The release of DeepSeek-V3 forces a re-evaluation of the current AI competitive landscape.
For a long time, the "moat" protecting companies like OpenAI and Google was the sheer capital expenditure required to train state-of-the-art models. DeepSeek has demonstrated that algorithmic innovation (better architecture, better scheduling, FP8) can yield equivalent results at a fraction of the cost.

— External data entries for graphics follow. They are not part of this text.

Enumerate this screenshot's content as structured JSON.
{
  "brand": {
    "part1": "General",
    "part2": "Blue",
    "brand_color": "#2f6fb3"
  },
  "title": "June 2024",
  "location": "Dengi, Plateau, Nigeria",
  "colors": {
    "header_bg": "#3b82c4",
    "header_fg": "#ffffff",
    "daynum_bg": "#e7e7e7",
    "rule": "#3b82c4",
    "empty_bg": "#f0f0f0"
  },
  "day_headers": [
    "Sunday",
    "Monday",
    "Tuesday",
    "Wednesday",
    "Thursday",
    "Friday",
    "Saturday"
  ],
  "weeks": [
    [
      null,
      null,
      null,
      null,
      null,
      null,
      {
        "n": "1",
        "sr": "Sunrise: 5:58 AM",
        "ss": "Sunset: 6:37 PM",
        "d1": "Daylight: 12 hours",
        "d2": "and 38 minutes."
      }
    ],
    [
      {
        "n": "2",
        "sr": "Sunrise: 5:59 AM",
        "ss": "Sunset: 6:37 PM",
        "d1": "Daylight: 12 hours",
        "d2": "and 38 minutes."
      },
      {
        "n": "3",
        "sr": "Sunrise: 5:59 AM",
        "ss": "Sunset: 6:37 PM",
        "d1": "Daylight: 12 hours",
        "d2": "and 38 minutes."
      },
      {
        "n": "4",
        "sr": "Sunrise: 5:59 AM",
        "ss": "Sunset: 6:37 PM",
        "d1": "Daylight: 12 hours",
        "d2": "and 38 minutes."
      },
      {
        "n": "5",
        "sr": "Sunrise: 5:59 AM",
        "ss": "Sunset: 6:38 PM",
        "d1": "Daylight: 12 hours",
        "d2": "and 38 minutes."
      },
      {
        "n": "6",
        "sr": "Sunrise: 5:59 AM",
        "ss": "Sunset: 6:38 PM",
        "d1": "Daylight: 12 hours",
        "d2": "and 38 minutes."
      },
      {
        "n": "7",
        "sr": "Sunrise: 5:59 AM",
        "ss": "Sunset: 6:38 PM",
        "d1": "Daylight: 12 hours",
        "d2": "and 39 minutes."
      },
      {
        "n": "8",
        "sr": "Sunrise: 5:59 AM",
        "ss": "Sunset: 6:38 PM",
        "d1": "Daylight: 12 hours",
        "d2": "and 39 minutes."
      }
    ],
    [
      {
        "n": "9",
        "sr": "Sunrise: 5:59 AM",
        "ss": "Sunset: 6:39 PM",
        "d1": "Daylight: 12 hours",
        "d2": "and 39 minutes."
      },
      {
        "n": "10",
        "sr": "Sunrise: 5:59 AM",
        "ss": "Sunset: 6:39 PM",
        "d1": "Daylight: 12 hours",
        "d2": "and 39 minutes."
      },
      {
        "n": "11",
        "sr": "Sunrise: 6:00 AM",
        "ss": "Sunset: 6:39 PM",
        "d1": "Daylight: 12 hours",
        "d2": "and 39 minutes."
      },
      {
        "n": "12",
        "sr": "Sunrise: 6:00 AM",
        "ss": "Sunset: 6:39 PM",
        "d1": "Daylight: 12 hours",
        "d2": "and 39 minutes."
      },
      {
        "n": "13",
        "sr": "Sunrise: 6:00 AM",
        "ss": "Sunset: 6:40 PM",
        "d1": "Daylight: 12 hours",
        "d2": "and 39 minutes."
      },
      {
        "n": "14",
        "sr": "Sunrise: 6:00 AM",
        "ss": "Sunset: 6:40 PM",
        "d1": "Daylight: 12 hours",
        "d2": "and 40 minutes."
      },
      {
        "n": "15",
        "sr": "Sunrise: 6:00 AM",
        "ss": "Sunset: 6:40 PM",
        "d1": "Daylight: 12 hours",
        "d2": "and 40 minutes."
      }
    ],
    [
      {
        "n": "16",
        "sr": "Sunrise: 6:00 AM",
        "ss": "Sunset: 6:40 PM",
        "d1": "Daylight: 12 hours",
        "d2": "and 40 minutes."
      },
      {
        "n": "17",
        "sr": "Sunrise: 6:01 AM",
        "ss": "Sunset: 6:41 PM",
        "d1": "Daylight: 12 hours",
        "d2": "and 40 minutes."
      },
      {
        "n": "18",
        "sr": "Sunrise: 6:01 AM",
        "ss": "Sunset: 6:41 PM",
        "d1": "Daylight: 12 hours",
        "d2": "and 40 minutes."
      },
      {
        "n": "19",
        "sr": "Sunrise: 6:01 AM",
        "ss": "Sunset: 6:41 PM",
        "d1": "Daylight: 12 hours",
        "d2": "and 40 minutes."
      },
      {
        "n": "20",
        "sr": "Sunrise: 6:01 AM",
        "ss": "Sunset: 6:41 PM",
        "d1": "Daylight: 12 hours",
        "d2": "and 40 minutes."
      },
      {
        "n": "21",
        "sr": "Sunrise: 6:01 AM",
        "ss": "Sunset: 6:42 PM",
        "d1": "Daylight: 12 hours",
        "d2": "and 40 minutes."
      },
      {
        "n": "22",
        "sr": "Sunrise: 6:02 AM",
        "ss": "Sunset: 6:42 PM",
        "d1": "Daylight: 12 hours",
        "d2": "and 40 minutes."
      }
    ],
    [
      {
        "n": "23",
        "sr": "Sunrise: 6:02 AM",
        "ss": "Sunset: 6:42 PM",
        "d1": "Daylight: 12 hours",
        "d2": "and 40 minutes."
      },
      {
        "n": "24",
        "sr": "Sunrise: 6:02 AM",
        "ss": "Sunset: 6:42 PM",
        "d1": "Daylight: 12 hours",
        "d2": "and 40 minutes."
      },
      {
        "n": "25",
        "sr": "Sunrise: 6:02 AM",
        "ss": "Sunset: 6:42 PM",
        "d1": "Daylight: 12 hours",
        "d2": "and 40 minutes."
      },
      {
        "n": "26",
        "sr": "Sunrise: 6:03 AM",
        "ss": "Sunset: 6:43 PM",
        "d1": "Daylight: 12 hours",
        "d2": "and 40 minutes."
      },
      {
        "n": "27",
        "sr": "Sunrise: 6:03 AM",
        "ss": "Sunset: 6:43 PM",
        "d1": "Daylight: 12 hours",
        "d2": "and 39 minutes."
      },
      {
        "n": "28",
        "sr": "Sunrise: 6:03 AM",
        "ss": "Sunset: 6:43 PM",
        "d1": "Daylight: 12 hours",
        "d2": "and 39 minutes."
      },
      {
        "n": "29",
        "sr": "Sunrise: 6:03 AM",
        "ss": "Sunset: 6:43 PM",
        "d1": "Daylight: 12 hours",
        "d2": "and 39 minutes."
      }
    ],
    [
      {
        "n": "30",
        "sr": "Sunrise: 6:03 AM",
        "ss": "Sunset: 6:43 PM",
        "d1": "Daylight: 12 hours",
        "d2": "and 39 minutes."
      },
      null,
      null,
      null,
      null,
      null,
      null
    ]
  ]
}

If a $5.5 million model can rival a $100 million model, the barrier to entry for creating top-tier AI is rapidly crumbling.
While Llama 3.1 was a major milestone for open weights, DeepSeek-V3 pushes the envelope further by proving that open models can be efficient enough to run on more accessible hardware configurations (due to the 37B active parameter count) while delivering SOTA performance. This strengthens the open-source ecosystem, providing a viable alternative to closed-garden ecosystems.
DeepSeek-V3 is more than just a technological achievement; it is a market disruptor. By combining the sophisticated DeepSeekMoE architecture with FP8 training and MLA, the team has delivered a model that is high-performance, cost-effective, and open.
For the AI community, the message is clear: the future of AI development may not belong solely to those with the deepest pockets, but to those with the smartest engineering. As we move into 2025, the pressure is now on Western tech giants to justify their massive training budgets in the face of such efficient competition.
Creati.ai will continue to monitor the development of DeepSeek and the community's response to these new open weights.